In real life, we might call this an apprentice system, that is, you have to sit in the back, and only occasionally get your answers while you prove you wish to belong and that you deserve to belong. It's a known effective way of maintaining quality of members in a desirable group, from religious to musical to .. I imagine secret societies?
Filtering comments by account age sounds a bit too xenophobic to me. However, your idea of an apprentice system is interesting. This is a random idea based off that, but what if new users were given posting privileges only after demonstrating that they can recognize quality comments by upvoting them? Since HN no longer shows vote count for comments, if a user is able to consistently recognize quality comments, then there is a higher probability that he/she will also contribute quality comments. This would effectively require users to read and learn HN posting etiquette/standards before they can start posting themselves.
Intriguing. You'd need some way of providing feedback to them if they 'picked right'. Combining our ideas, this would mean 'picked like long-time users did'.
Re: xenophobia, it's not precisely that, as I'm not suggesting a date-joined-cutoff, just that it takes a long time for HN to be convinced you should contribute, rather than just learn.
"... In my opinion, a low UID filter on slashdot would be far more effective than the mod/meta-mod/complain about mods and meta-mods response this system created. ..."
/. 2774/4UID user here, seniority doesn't necessarily correlate with quality as high performance users are a subset of early adopters just as they are with later adopters.

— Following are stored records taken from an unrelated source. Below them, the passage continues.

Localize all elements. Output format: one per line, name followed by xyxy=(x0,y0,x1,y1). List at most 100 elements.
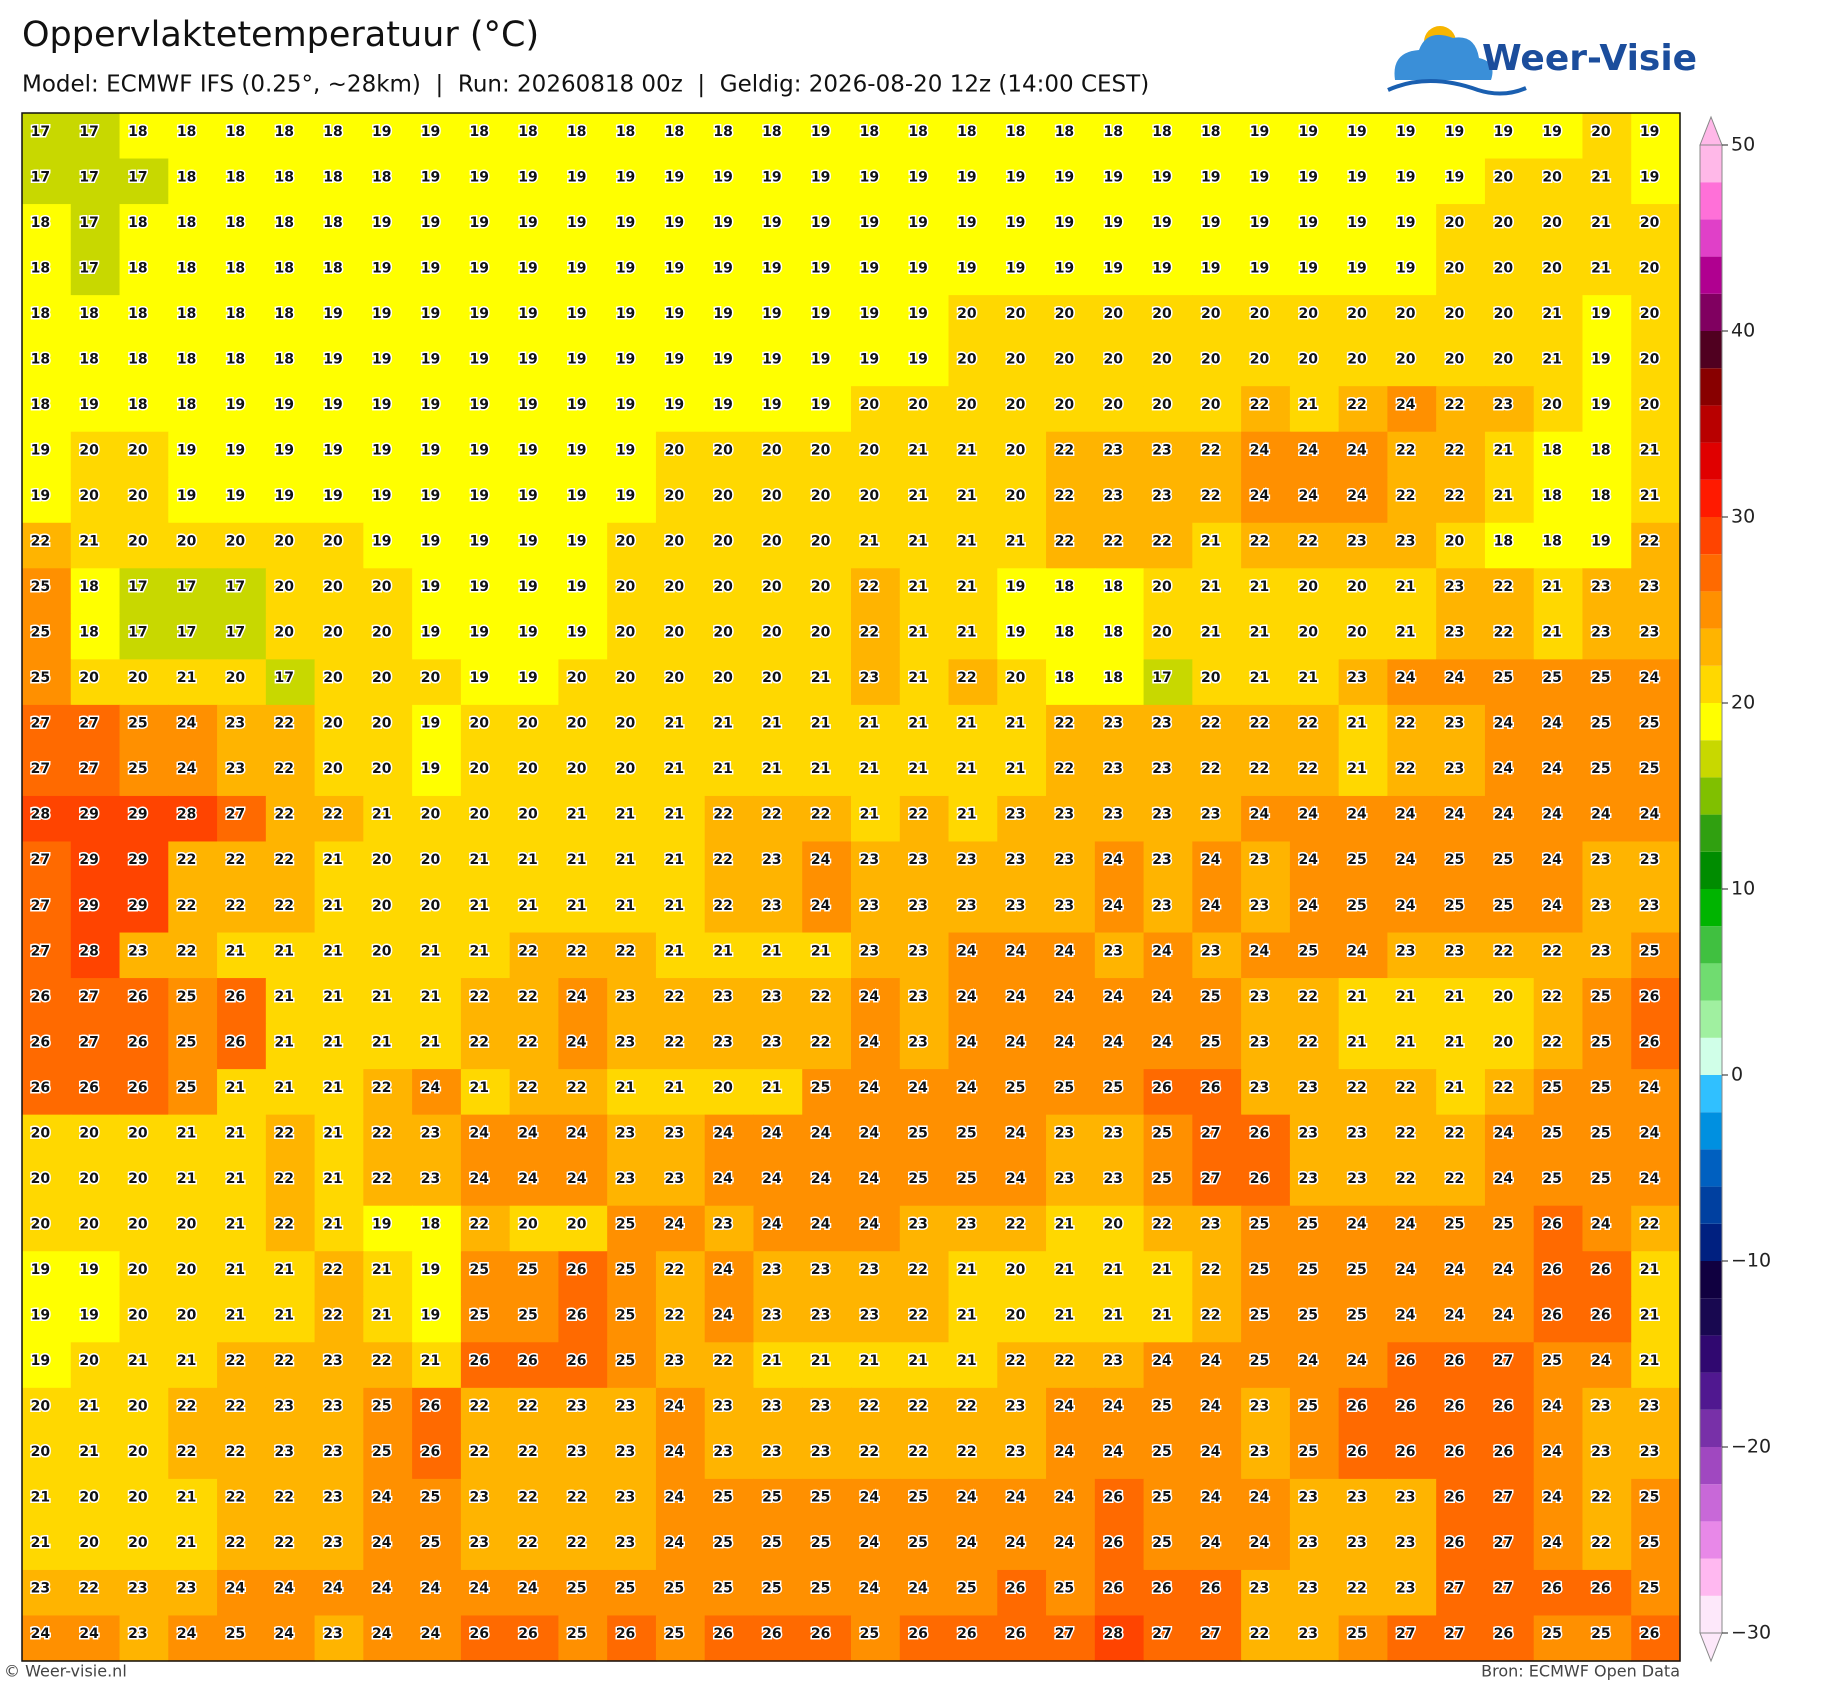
temperature-value: 23 xyxy=(713,1034,732,1050)
temperature-cell xyxy=(899,704,950,752)
temperature-cell xyxy=(265,295,316,342)
temperature-cell xyxy=(119,340,169,387)
temperature-value: 22 xyxy=(1542,989,1561,1005)
temperature-value: 21 xyxy=(1591,260,1610,276)
temperature-value: 21 xyxy=(713,716,732,732)
temperature-value: 24 xyxy=(957,943,977,959)
temperature-cell xyxy=(1192,887,1242,934)
temperature-value: 22 xyxy=(274,1216,293,1232)
temperature-value: 22 xyxy=(226,1490,245,1506)
temperature-value: 24 xyxy=(1396,397,1416,413)
temperature-value: 24 xyxy=(1250,488,1270,504)
temperature-value: 21 xyxy=(665,1080,684,1096)
temperature-cell xyxy=(460,113,511,160)
temperature-cell xyxy=(1533,659,1584,706)
temperature-cell xyxy=(1631,158,1681,205)
temperature-cell xyxy=(265,158,316,205)
temperature-value: 20 xyxy=(567,670,587,686)
temperature-cell xyxy=(1046,613,1096,660)
temperature-cell xyxy=(1094,1569,1145,1617)
temperature-value: 24 xyxy=(1347,1353,1367,1369)
temperature-value: 19 xyxy=(1201,215,1220,231)
temperature-cell xyxy=(217,1433,267,1480)
temperature-value: 19 xyxy=(1299,260,1318,276)
temperature-value: 20 xyxy=(79,1490,99,1506)
temperature-cell xyxy=(607,1296,657,1343)
temperature-value: 23 xyxy=(860,852,879,868)
temperature-cell xyxy=(509,613,560,660)
temperature-value: 21 xyxy=(616,1080,635,1096)
temperature-value: 23 xyxy=(1006,1399,1025,1415)
temperature-cell xyxy=(1533,568,1584,615)
temperature-cell xyxy=(22,1023,72,1070)
temperature-cell xyxy=(168,1023,218,1070)
temperature-cell xyxy=(1582,386,1632,433)
temperature-cell xyxy=(509,386,560,433)
temperature-cell xyxy=(704,1387,755,1434)
temperature-value: 21 xyxy=(226,1171,245,1187)
temperature-value: 24 xyxy=(762,1171,782,1187)
temperature-value: 21 xyxy=(323,943,342,959)
temperature-cell xyxy=(1387,1569,1437,1617)
temperature-value: 20 xyxy=(1006,397,1026,413)
temperature-value: 26 xyxy=(1542,1216,1561,1232)
temperature-value: 20 xyxy=(79,1353,99,1369)
temperature-value: 21 xyxy=(274,1080,293,1096)
temperature-value: 24 xyxy=(860,1535,880,1551)
temperature-value: 25 xyxy=(1542,1353,1561,1369)
temperature-cell xyxy=(1436,568,1486,615)
temperature-value: 20 xyxy=(665,670,685,686)
temperature-value: 25 xyxy=(1640,1535,1659,1551)
temperature-value: 19 xyxy=(762,351,781,367)
temperature-value: 19 xyxy=(470,397,489,413)
temperature-cell xyxy=(558,1296,608,1343)
temperature-value: 24 xyxy=(1201,1353,1221,1369)
temperature-value: 19 xyxy=(1152,215,1171,231)
temperature-cell xyxy=(997,340,1047,387)
temperature-cell xyxy=(1289,568,1340,615)
temperature-value: 22 xyxy=(957,1444,976,1460)
temperature-value: 21 xyxy=(811,670,830,686)
colorbar-band xyxy=(1700,479,1722,517)
temperature-cell xyxy=(607,1615,657,1662)
temperature-value: 22 xyxy=(323,1262,342,1278)
temperature-cell xyxy=(1192,613,1242,660)
temperature-value: 18 xyxy=(1103,670,1122,686)
temperature-value: 21 xyxy=(1299,670,1318,686)
temperature-cell xyxy=(363,932,413,979)
temperature-cell xyxy=(168,386,218,433)
temperature-value: 19 xyxy=(226,397,245,413)
temperature-value: 23 xyxy=(323,1490,342,1506)
temperature-value: 23 xyxy=(1055,1171,1074,1187)
temperature-value: 21 xyxy=(762,716,781,732)
temperature-cell xyxy=(704,1615,755,1662)
temperature-cell xyxy=(802,613,852,660)
temperature-value: 22 xyxy=(177,1399,196,1415)
temperature-cell xyxy=(70,932,121,979)
temperature-cell xyxy=(1289,1342,1340,1389)
temperature-cell xyxy=(851,1387,901,1434)
temperature-value: 27 xyxy=(1055,1626,1074,1642)
temperature-cell xyxy=(558,1615,608,1662)
temperature-cell xyxy=(1289,659,1340,706)
temperature-value: 19 xyxy=(811,215,830,231)
temperature-cell xyxy=(363,477,413,524)
temperature-value: 24 xyxy=(1542,1490,1562,1506)
temperature-value: 20 xyxy=(1494,351,1514,367)
temperature-value: 21 xyxy=(1396,579,1415,595)
temperature-cell xyxy=(314,522,364,569)
temperature-cell xyxy=(1046,1296,1096,1343)
temperature-value: 22 xyxy=(1445,488,1464,504)
temperature-value: 23 xyxy=(1006,852,1025,868)
temperature-cell xyxy=(1289,750,1340,797)
temperature-cell xyxy=(1387,1478,1437,1526)
temperature-value: 20 xyxy=(713,534,733,550)
temperature-cell xyxy=(1192,204,1242,251)
temperature-value: 19 xyxy=(1640,124,1659,140)
temperature-value: 23 xyxy=(1006,898,1025,914)
temperature-cell xyxy=(1338,704,1389,752)
temperature-value: 18 xyxy=(177,169,196,185)
temperature-value: 20 xyxy=(957,306,977,322)
temperature-cell xyxy=(1094,1478,1145,1526)
temperature-value: 23 xyxy=(616,1125,635,1141)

I mostly agree. It reminds me of stop-and-copy GC: you have a root set (very old accounts, or maybe current moderators) and you see what you can reach from it (the accounts the root set consistently upvotes), and you chuck everything else periodically.
What it means for an account to be GC'ed is up for experimentation, but a reasonable default might be that it doesn't get any voting or submission rights. Arguably it's a bigger problem that stupid comments get upvoted than that stupid comments exist at all.
If there's no shortage of moderators, then have them moderate according to HN's missions and objectives like those in a startup does. This includes penalising comments that go against HN. If you're worried about the possible risks and outrage, then the alternative is to die slowly.
I like that idea. Penalize submissions (hype,linkbait,fud) that go against HN's mission with 20pts and bad comments with 10, 20 or even 50pts for spam.
Or something like that, if you get to negative score, you can't vote anymore until you go back to positive with nice comments and good submissions.
WP's a great example ... it's years since I've seen that site but as forums went it was and prob still is light years ahead of anything else that was around including the harsh but transparent moderation.
Depending on how much you trust them, they could liberally delete comments, or knock them way down in their weighing. Of course, you run the risk of pissing people off.
Concurrently, you could use the votes (esp negative) of the users tracked and identified as described above as notifiers to the moderators. That way you leverage more volunteers, but with less power (and they wouldn't know they had it, either).
Maybe have them
- delete posts that are meaningless (memes, 'me too', 'you suck', etc - aggressive post removal may 'feel' like censorship but I think it would be great, even if only to keep threads small
- move 'meta' posts into a separate thread (each article would have two threads - the 'regular' comments, and the 'meta' or 'off topic' section
- temp- or permaban accounts that post many comments that have to be deleted
- more controversial - investigate algorithmically found voting patterns, e.g. the same accounts always upvoting comments by the same user(s)?
Combined with a 'you get two posts for each post that scores +2 or higher, or 1 post every 3 days' to limit the amount of posts and incentivize people to may high quality posts (or at least posts that they think will score well).